US Government strikes vaccine deal
The US Government will pay nearly $US2 billion ($2.79 billion) to buy 100 million doses of a potential COVID-19 vaccine.
That is enough doses to inoculate 50 million people if the vaccine proves to be safe and effective.
The vaccine is being developed by global pharmaceutical giant Pfizer and Germany’s BioNTech.
The companies will not get paid by the US Government unless their vaccine succeeds in large clinical trials and can be successfully manufactured.
It is the latest deal the US has done with pharmaceutical firms trying to develop potential vaccines to treat coronavirus, as governments race to secure supplies of vaccines and medicines to reduce the spread and severity of the virus.
Gold hits nine-year high on US-China tensions
Global markets fell and gold rose after the US ordered China to close its consulate in Houston, Texas, fuelling fears of worsening diplomatic relations between the superpowers.
Citing the protection of American intellectual property and private information, the US gave China just three days to close the consulate.
China is expected to retaliate.
Spot gold jumped to a nine-year high of just above $US1,870 an ounce as investors turned to safe havens because of the tensions.
The price of gold has doubled since the coronavirus share market crash in March, with spot prices just $US50 less than their record high in September 2011.
Silver surged to the highest in seven years, up a further 8 per cent to just above $US23 an ounce.
Oil prices are weaker, with Brent crude oil at $US44.28 a barrel, down 0.1 per cent after a surprise fall in US inventories.
But Wall Street ended higher after a volatile session, as investors weighed quarterly profits results and negotiations in Washington to extend stimulus checks.
US Democrats and Republicans remained divided on a new stimulus package expected to cost $US1 trillion or more, less than two weeks before extended benefits are due to expire for millions of unemployed Americans.
The Pfizer-BioNTech deal also boosted the market, with Pfizer shares jumping 5.1 per cent.
The Dow Jones index rose almost two-thirds of a per cent to 27,006. The S&P 500 reached a five-month high, up 0.6 per cent to 3,276, and the Nasdaq Composite added 0.2 per cent to 10,706.
Peter Cardillo, chief market economist at Spartan Capital Securities in New York, said investors were looking to shares to boost returns.
“Investors are starving for income and they can’t get that in the bond market so they’re looking to equities,” he said.
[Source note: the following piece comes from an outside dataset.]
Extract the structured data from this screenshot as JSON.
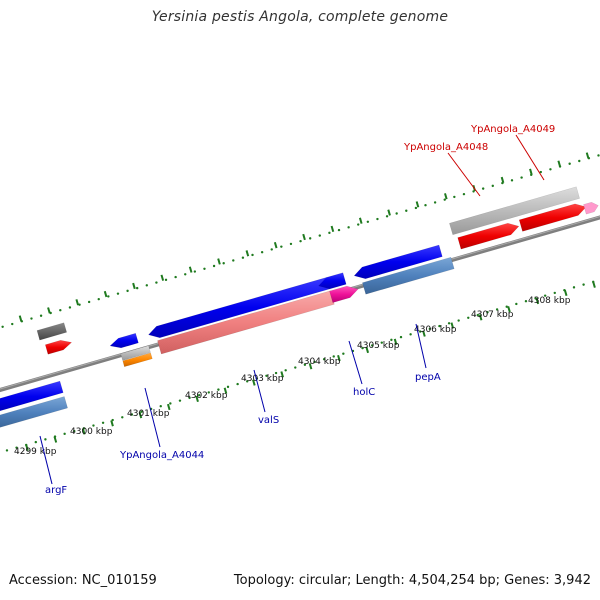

“But even though the averages are going up, investors seem to be growing more cautious.”
National Australia Bank currency strategists warned that “a US-China cold war remained a key risk for investors.”
Tesla posts profit as US earnings season continues
Snap shares fell 6.2 per cent after it posted a net loss of $US326 million. It also forecast fewer than expected users over the current quarter as the lockdown-induced boost petered out.
Electric car maker Tesla saw another rise in quarterly profit, helped by stronger deliveries and cost cutting which offset coronavirus factory shutdowns.
Tesla made a net income of $US104 million from April to June, the first time the company has posted a profit for four quarters in a row, making it eligible for inclusion in the S&P 500 index.
The company’s shares have jumped more than 500 per cent over the past year.
Tesla will also build a new vehicle factory in Texas, which could create 5,000 new jobs.
Microsoft reported better than expected quarterly earnings as the coronavirus pandemic has increased demand for its flagship products.
In economic news, sales of existing homes in the US jumped by a record 20.7 per cent in June, according to the National Association of Realtors, but sales are still down by a fifth compared to before the pandemic.
European stocks fell on the worsening ties between the US and China.
The FTSE 100 index fell 1 per cent to 6,207, the DAX in Germany dropped 0.5 per cent to 13,104 and the CAC 40 in Paris lost 1.3 per cent to 5,037.